A surpresa foi geral. As incertezas e o medo também. Estariam eles diante de um fantasma que virou homem? “É possível isto acontecer?” – então perguntou alguém, e outro respondeu que com fantasma tudo era possível. Alguns se encorajaram e foram até bem perto do casarão. Retornaram, depois de um tempo, afirmando que estava tudo em ordem e que não viram nada de extraordinário. Retornaram para suas casas no final do dia, com alguma tranquilidade e muitas dúvidas.
Porém, no meio da noite, o sossego foi interrompido. Pequenos relâmpagos de luz azulada, acompanhada de um barulho surdo, começaram a aparecer por cima das árvores. Um, metido a sabido, informou que aquilo não era nada mais do que fogo-fátuo. Ninguém lhe deu crédito. Só podia ser assombração: aquelas luzes saíam justamente de onde se localizava o casarão.

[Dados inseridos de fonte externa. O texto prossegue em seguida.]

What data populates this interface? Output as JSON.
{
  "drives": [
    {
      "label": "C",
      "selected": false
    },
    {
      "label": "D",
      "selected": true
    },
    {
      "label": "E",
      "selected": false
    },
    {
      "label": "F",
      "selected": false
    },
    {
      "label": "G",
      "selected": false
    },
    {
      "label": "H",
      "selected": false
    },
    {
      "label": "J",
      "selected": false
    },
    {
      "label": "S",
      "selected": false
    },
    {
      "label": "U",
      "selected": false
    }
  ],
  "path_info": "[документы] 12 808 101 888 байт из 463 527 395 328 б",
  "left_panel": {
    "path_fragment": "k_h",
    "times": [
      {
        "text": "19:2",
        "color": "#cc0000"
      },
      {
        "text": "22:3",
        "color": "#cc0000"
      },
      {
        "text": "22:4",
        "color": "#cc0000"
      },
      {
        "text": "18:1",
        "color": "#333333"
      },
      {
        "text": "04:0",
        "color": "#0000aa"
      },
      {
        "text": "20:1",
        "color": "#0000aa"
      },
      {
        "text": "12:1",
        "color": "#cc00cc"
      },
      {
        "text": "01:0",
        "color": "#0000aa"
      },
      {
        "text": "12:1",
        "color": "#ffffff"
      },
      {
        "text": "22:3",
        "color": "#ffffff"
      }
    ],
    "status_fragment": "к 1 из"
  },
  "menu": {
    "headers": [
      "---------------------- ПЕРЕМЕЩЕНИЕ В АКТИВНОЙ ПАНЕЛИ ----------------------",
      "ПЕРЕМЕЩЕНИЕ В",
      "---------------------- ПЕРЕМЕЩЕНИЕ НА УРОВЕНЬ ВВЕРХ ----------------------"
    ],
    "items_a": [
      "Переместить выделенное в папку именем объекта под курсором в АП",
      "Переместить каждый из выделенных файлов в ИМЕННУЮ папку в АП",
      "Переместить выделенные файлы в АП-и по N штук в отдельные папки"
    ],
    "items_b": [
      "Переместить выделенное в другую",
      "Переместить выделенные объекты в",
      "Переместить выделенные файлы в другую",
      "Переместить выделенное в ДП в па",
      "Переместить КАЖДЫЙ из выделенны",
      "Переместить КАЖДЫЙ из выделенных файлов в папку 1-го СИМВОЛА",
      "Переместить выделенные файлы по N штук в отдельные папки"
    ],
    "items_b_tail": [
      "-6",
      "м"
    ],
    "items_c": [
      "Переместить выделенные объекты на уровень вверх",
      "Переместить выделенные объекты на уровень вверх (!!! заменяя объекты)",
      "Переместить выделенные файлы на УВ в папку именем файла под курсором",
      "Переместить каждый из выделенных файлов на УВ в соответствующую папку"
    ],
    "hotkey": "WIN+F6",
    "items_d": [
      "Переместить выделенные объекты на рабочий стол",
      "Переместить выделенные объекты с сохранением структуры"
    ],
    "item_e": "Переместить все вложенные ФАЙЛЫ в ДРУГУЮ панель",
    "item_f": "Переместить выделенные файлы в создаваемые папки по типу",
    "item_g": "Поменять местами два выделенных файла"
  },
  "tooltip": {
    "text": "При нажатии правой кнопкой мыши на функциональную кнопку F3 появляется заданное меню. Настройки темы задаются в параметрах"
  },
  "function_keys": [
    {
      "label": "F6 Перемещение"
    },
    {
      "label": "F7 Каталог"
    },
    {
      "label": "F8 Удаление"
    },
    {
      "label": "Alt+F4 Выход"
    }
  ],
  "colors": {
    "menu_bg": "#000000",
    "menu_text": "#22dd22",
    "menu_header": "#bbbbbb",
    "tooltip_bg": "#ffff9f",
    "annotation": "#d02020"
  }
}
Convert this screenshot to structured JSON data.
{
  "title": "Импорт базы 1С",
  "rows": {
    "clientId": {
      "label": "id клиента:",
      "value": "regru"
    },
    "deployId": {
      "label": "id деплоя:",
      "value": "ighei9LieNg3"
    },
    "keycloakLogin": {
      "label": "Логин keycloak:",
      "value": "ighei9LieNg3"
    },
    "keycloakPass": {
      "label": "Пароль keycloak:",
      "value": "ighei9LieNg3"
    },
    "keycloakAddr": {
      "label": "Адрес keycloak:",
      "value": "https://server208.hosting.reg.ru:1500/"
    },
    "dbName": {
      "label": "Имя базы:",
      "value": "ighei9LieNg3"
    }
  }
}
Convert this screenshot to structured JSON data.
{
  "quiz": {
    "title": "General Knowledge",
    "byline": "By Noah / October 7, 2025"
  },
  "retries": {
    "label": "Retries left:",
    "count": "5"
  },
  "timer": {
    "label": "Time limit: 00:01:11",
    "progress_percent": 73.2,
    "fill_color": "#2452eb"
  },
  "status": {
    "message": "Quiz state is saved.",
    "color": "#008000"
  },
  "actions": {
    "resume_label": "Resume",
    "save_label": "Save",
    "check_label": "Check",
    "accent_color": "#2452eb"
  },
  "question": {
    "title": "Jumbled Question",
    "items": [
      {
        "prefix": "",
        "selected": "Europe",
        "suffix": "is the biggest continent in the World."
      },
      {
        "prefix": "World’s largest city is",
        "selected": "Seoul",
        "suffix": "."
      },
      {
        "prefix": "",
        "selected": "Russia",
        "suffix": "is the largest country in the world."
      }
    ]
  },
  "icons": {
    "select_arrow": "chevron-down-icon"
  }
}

Os raios azulados que subiam da terra aos céus continuaram a aparecer, noite após noite, apavorando todo mundo na vila. Já não dormiam, de puro medo. Vários foram morar com parentes em outras vilas ou na colônia.
A certeza geral era de assombração medonha, mas alguns afirmavam que aquilo era maldição que caía sobre eles.
Numa certa noite, porém, os raios luminosos cessaram e nenhum som estranho foi ouvido. A noite passou calmamente. Foi uma surpresa geral, e um certo alívio tomou conta deles.
Então resolveram ir até o casarão, na manhã do outro dia, com toda a precaução, escondendo-se atrás das árvores. De repente, pararam estupefatos, sem acreditar no que viam. O casarão tinha desaparecido por completo e no lugar dele tinha só um vasto gramado.